- The paper demonstrates that the maximal update learning rate remains width-independent for most layers except the first and last.
- It establishes that in deep ReLU MLPs the optimal learning rate scales as L^-3/2, necessitating smaller rates for deeper networks to ensure stability.
- The study employs mean-field initialization to guarantee independent pre-activations, providing actionable insights for designing effective deep network training regimes.
The paper "Depth Dependence of μP Learning Rates in ReLU MLPs" investigates the maximal update learning rate in fully connected ReLU neural networks with varying depths and fixed widths. The paper aims to understand how this learning rate, which ensures the mean squared change in pre-activations remains bounded after one gradient descent step, scales with the network's depth (L) and width (n).
Key points of the paper include:
- Network Architecture and Initialization:
- The focus is on randomly initialized, fully connected multi-layer perceptrons (MLPs) using ReLU activations.
- These networks are equipped with a mean-field weight initialization, ensuring that the hidden layer pre-activations are initially independent and identically distributed.
- Learning Rate Analysis:
- The authors explore the maximal update (μP) learning rate, denoted as the largest learning rate ensuring that the mean squared change in pre-activations after one gradient descent step remains uniformly bounded for large n and L.
- Following the work of Yang et al., the paper confirms that this maximal update learning rate does not depend on the width (n) for all network layers except the first and last ones. This result implies that for most layers, as long as the network is wide enough, the learning rate can be the same without stability concerns.
- Depth Dependence:
- A significant finding of this paper is the non-trivial dependence of the maximal update learning rate on the network's depth.
- Specifically, the paper derives that this learning rate scales as L−3/2. This relationship implies the learning rate must decrease as the network's depth increases to maintain stability in the learning dynamics.

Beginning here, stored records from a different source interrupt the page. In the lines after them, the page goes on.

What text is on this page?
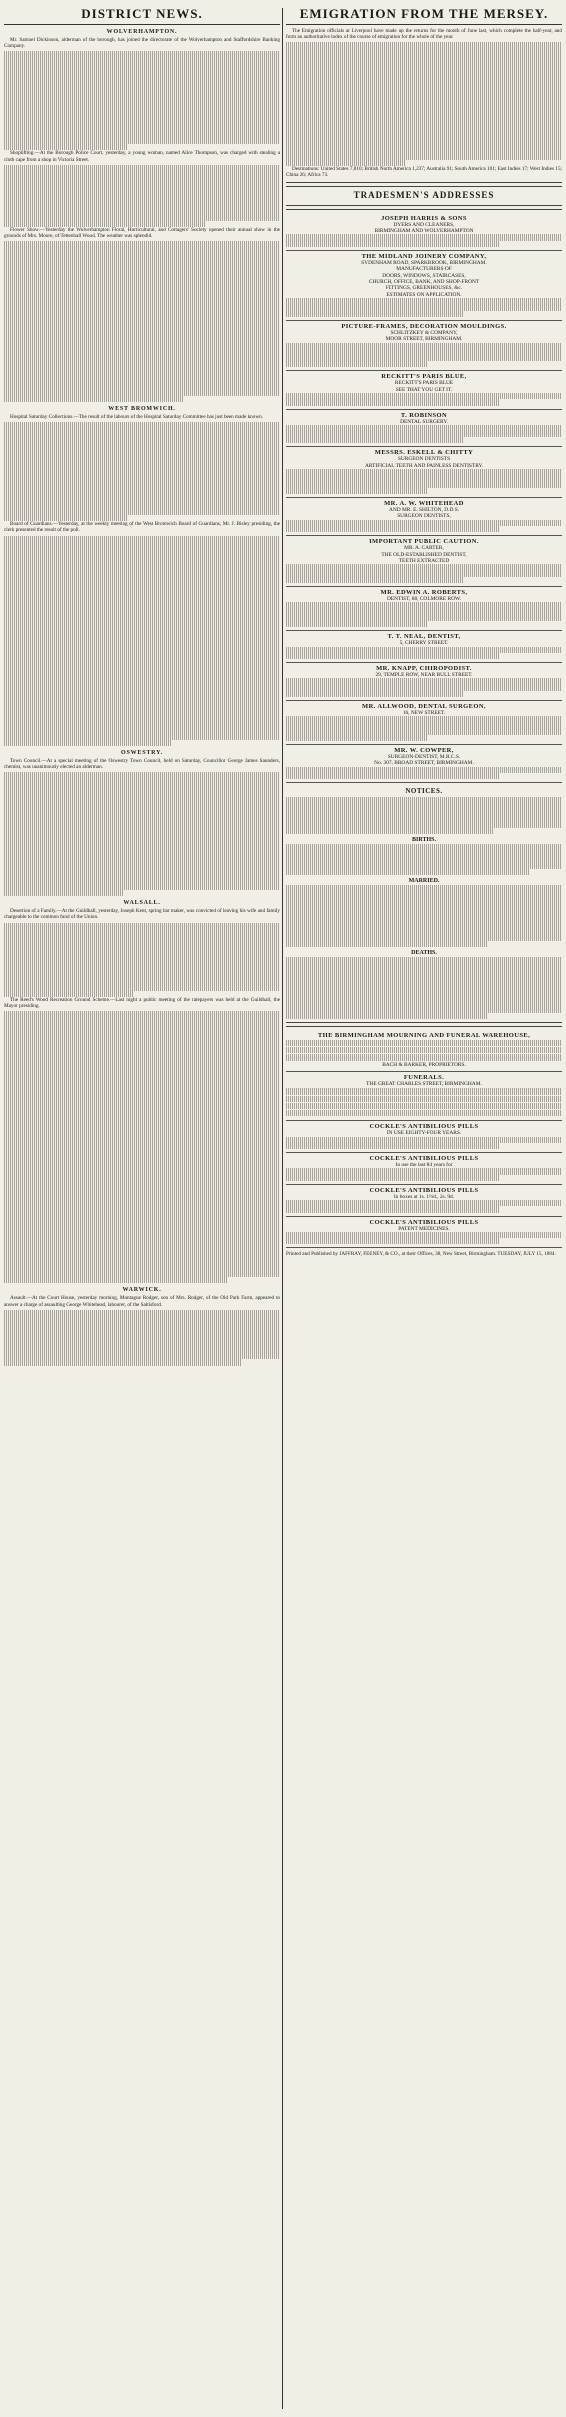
DISTRICT NEWS.
WOLVERHAMPTON.

Mr. Samuel Dickinson, alderman of the borough, has joined the directorate of the Wolverhampton and Staffordshire Banking Company.

Shoplifting.—At the Borough Police Court, yesterday, a young woman, named Alice Thompson, was charged with stealing a cloth cape from a shop in Victoria Street.

Flower Show.—Yesterday the Wolverhampton Floral, Horticultural, and Cottagers' Society opened their annual show in the grounds of Mrs. Moore, of Tettenhall Wood. The weather was splendid.

WEST BROMWICH.

Hospital Saturday Collections.—The result of the labours of the Hospital Saturday Committee has just been made known.

Board of Guardians.—Yesterday, at the weekly meeting of the West Bromwich Board of Guardians, Mr. J. Bisley presiding, the clerk presented the result of the poll.

OSWESTRY.

Town Council.—At a special meeting of the Oswestry Town Council, held on Saturday, Councillor George James Saunders, chemist, was unanimously elected an alderman.

WALSALL.

Desertion of a Family.—At the Guildhall, yesterday, Joseph Kent, spring bar maker, was convicted of leaving his wife and family chargeable to the common fund of the Union.

The Reed's Wood Recreation Ground Scheme.—Last night a public meeting of the ratepayers was held at the Guildhall, the Mayor presiding.

WARWICK.

Assault.—At the Court House, yesterday morning, Montague Rodger, son of Mrs. Rodger, of the Old Park Farm, appeared to answer a charge of assaulting George Whitehead, labourer, of the Saltisford.

EMIGRATION FROM THE MERSEY.

The Emigration officials at Liverpool have made up the returns for the month of June last, which complete the half-year, and form an authoritative index of the course of emigration for the whole of the year.

Destinations: United States 7,810; British North America 1,237; Australia 91; South America 101; East Indies 17; West Indies 15; China 26; Africa 73.

TRADESMEN'S ADDRESSES
JOSEPH HARRIS & SONS
DYERS AND CLEANERS,
BIRMINGHAM AND WOLVERHAMPTON
THE MIDLAND JOINERY COMPANY,
SYDENHAM ROAD, SPARKBROOK, BIRMINGHAM.
MANUFACTURERS OF
DOORS, WINDOWS, STAIRCASES,
CHURCH, OFFICE, BANK, AND SHOP-FRONT
FITTINGS, GREENHOUSES, &c.
ESTIMATES ON APPLICATION.
PICTURE-FRAMES, DECORATION MOULDINGS.
SCHLITZKEY & COMPANY,
MOOR STREET, BIRMINGHAM.
RECKITT'S PARIS BLUE,
RECKITT'S PARIS BLUE
SEE THAT YOU GET IT.
T. ROBINSON
DENTAL SURGERY.
MESSRS. ESKELL & CHITTY
SURGEON DENTISTS
ARTIFICIAL TEETH AND PAINLESS DENTISTRY.
MR. A. W. WHITEHEAD
AND MR. E. SHILTON, D.D.S.
SURGEON DENTISTS,
IMPORTANT PUBLIC CAUTION.
MR. A. CARTER,
THE OLD-ESTABLISHED DENTIST,
TEETH EXTRACTED
MR. EDWIN A. ROBERTS,
DENTIST, 88, COLMORE ROW.
T. T. NEAL, DENTIST,
5, CHERRY STREET.
MR. KNAPP, CHIROPODIST.
29, TEMPLE ROW, NEAR BULL STREET.
MR. ALLWOOD, DENTAL SURGEON,
16, NEW STREET.
MR. W. COWPER,
SURGEON-DENTIST, M.R.C.S.
No. 307, BROAD STREET, BIRMINGHAM.
NOTICES.
BIRTHS.
MARRIED.
DEATHS.
THE BIRMINGHAM MOURNING AND FUNERAL WAREHOUSE,
BACH & BARKER, PROPRIETORS.
FUNERALS.
THE GREAT CHARLES STREET, BIRMINGHAM.
COCKLE'S ANTIBILIOUS PILLS
IN USE EIGHTY-FOUR YEARS.
COCKLE'S ANTIBILIOUS PILLS
In use the last 84 years for
COCKLE'S ANTIBILIOUS PILLS
In boxes at 1s. 1½d., 2s. 9d.
COCKLE'S ANTIBILIOUS PILLS
PATENT MEDICINES.

Printed and Published by JAFFRAY, FEENEY, & CO., at their Offices, 38, New Street, Birmingham. TUESDAY, JULY 15, 1884.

- This scaling law provides insight into how deep architectures need to adjust learning rates compared to shallower ones, ideally aiding the design of more effective training regimes for deep networks.
- Implications and Applications:
- Understanding the depth dependence of learning rates is crucial for training very deep neural networks efficiently.
- By deriving this scaling law, the paper contributes to the broader effort of optimizing gradient-based training algorithms for deep networks, potentially benefiting various applications in machine learning where deep architectures are prominent.
In conclusion, this paper offers valuable insights into how the largest stable learning rate for gradient descent in ReLU MLPs is influenced by network depth. The finding that the maximal update learning rate scales as L−3/2 provides a clear framework for adjusting learning rates in deep networks, impacting both theoretical understanding and practical implementations.